Uno de los interrogantes que creo prácticamente todos nos hemos hecho alguna vez en la vida es si el ser humano vale la pena. Para un creyente la respuesta es obvia: por supuesto que sí.
El primer gran argumento en favor de esta respuesta nos la da el relato de la Creación del Génesis. En la narración de la Creación del primer capítulo del Génesis se nos repite varias veces que lo que estaba creando Dios era bueno (versículos 4, 7, 10, 12, 18, 21 y 25). Tan solo hay un cambio de acento con la creación del hombre: “Y vio Dios ser muy bueno cuanto había hecho” (v. 31).
Y en el Salmo 8 se nos dice sobre el Hombre: “Lo has hecho poco menor que Dios, le has coronado de gloria y honor. Le diste el señorío sobre las obras de tus manos, todo lo has puesto debajo de sus pies” (vv. 6-7). Este salmo asocia a la gloria de Dios Creador la del hombre dominador, dominio que debe estar al servicio del mandamiento del amor.

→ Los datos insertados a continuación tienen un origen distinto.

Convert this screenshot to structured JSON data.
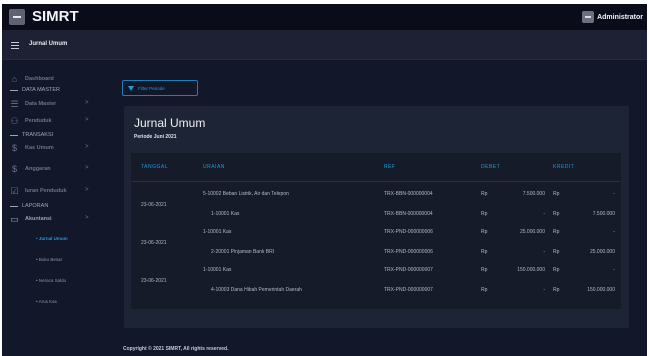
{
  "app": {
    "brand": "SIMRT",
    "user": "Administrator",
    "page_title": "Jurnal Umum"
  },
  "sidebar": {
    "items": [
      {
        "type": "link",
        "icon": "home-icon",
        "label": "Dashboard"
      },
      {
        "type": "section",
        "label": "DATA MASTER"
      },
      {
        "type": "link",
        "icon": "database-icon",
        "label": "Data Master",
        "chevron": ">"
      },
      {
        "type": "link",
        "icon": "people-icon",
        "label": "Penduduk",
        "chevron": ">"
      },
      {
        "type": "section",
        "label": "TRANSAKSI"
      },
      {
        "type": "link",
        "icon": "dollar-icon",
        "label": "Kas Umum",
        "chevron": ">"
      },
      {
        "type": "link",
        "icon": "dollar-icon",
        "label": "Anggaran",
        "chevron": ">"
      },
      {
        "type": "link",
        "icon": "checkbox-icon",
        "label": "Iuran Penduduk",
        "chevron": ">"
      },
      {
        "type": "section",
        "label": "LAPORAN"
      },
      {
        "type": "link",
        "icon": "monitor-icon",
        "label": "Akuntansi",
        "chevron": ">"
      }
    ],
    "subitems": [
      "Jurnal Umum",
      "Buku Besar",
      "Neraca Saldo",
      "Arus Kas"
    ]
  },
  "filter_button": "Filter Periode",
  "card": {
    "title": "Jurnal Umum",
    "period": "Periode Juni 2021"
  },
  "table": {
    "headers": [
      "TANGGAL",
      "URAIAN",
      "REF",
      "DEBET",
      "KREDIT"
    ],
    "groups": [
      {
        "date": "23-06-2021",
        "rows": [
          {
            "uraian": "5-10002 Beban Listrik, Air dan Telepon",
            "ref": "TRX-BBN-000000004",
            "debet_cur": "Rp",
            "debet": "7.500.000",
            "kredit_cur": "Rp",
            "kredit": "-"
          },
          {
            "uraian": "1-10001 Kas",
            "ref": "TRX-BBN-000000004",
            "debet_cur": "Rp",
            "debet": "-",
            "kredit_cur": "Rp",
            "kredit": "7.500.000"
          }
        ]
      },
      {
        "date": "23-06-2021",
        "rows": [
          {
            "uraian": "1-10001 Kas",
            "ref": "TRX-PND-000000006",
            "debet_cur": "Rp",
            "debet": "25.000.000",
            "kredit_cur": "Rp",
            "kredit": "-"
          },
          {
            "uraian": "2-20001 Pinjaman Bank BRI",
            "ref": "TRX-PND-000000006",
            "debet_cur": "Rp",
            "debet": "-",
            "kredit_cur": "Rp",
            "kredit": "25.000.000"
          }
        ]
      },
      {
        "date": "23-06-2021",
        "rows": [
          {
            "uraian": "1-10001 Kas",
            "ref": "TRX-PND-000000007",
            "debet_cur": "Rp",
            "debet": "150.000.000",
            "kredit_cur": "Rp",
            "kredit": "-"
          },
          {
            "uraian": "4-10003 Dana Hibah Pemerintah Daerah",
            "ref": "TRX-PND-000000007",
            "debet_cur": "Rp",
            "debet": "-",
            "kredit_cur": "Rp",
            "kredit": "150.000.000"
          }
        ]
      }
    ]
  },
  "footer": "Copyright © 2021 SIMRT, All rights reserved.",
  "colors": {
    "accent": "#1e9bd6",
    "background": "#13172a",
    "topbar": "#0a0d19",
    "card": "#1d2436"
  }
}
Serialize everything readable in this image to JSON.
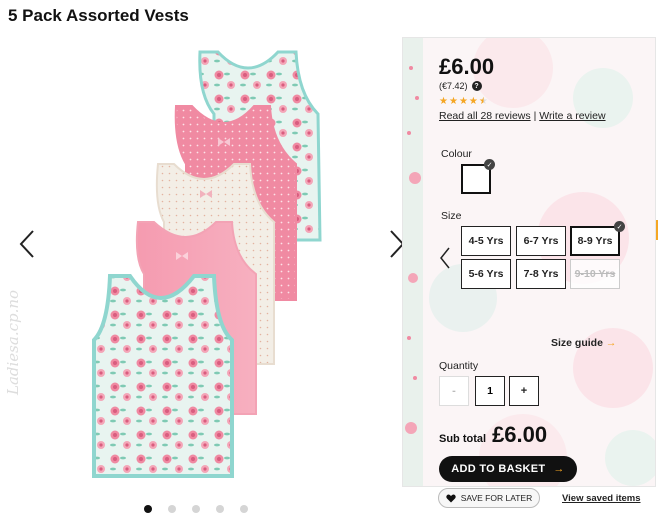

Y en el Nuevo Testamento es el propio Dios el que se hizo hombre para redimirnos, salvarnos y abrirnos las puertas del cielo. Como decimos en el Credo: “Fue concebido por obra y gracia del Espíritu Santo y nació de Santa María Virgen”. Si Dios se ha hecho hombre, es que sí merecemos la pena.
Nuestra fe tiene su origen en el momento en el que quien era para nosotros el Totalmente Diverso nos interpela e inicia con nosotros una relación de diálogo, con una Alianza que contiene por parte de Dios una promesa, que es esencialmente la buena nueva de la resurrección salvífica.
La fe cristiana es principalmente el anuncio del acontecimiento de la muerte y resurrección de Cristo, siendo la resurrección de Cristo prenda, señal y garantía de mi propia resurrección, indicándoseme claramente que la resurrección es para todos, lo que me ayuda a descifrar el sentido final de mi vida y de la Historia. Creer en la resurrección de Cristo es entrar en la esperanza de la resurrección de los muertos, pues si Cristo no ha resucitado, vana es nuestra fe (cf. 1 Cor 15,14), lo que hace que el sujeto de la fe sea no solamente yo, sino la Iglesia, es decir la comunidad de los creyentes.
Como creyentes hemos de unir la acción a nuestra fe. Nuestra acción temporal debe tratar de expresar nuestra fe en esta acción vivificada por la Palabra de Dios y al servicio de su Reino, Reino del que la Teología nos enseña que con la venida de Cristo ya se ha iniciado, pero todavía no ha llegado a su plenitud.
La dimensión del ya es la dimensión del presente, es decir, supone creer que el Reino de Dios se da ya en esta vida y en este mundo, aunque por ahora no se manifieste plenamente. Este Reino tiene una realización plena, escatológica, que no se realiza totalmente en el curso de la historia y es en consecuencia incompatible con toda síntesis prematura y totalitaria de paraísos terrenales que, curiosamente, acaban realizando auténticos infiernos. Pero a pesar que en la Historia se den ambigüedades, creemos que la Historia tiene un sentido sagrado, del que participa también la Historia profana, porque lo humano tiene sentido cuando está enraizado en lo divino. Y es que nuestra dignidad se encuentra en los valores eternos que el hombre va descubriendo en el curso de la Historia, valores que nos hacen verdaderamente libres (porque, como dijo Jesucristo, “la Verdad os hará libres”: Jn 8,32) y tienen como horizonte la esperanza escatológica religiosa.
La Historia se cerrará en el Juicio Final del Último Día, cuando se alcance la recapitulación de todo en Cristo (cf. Ef 1,10), recapitulación que consistirá en la llegada definitiva del Reino de Justicia, de Verdad, de Vida, de Amor y de Paz.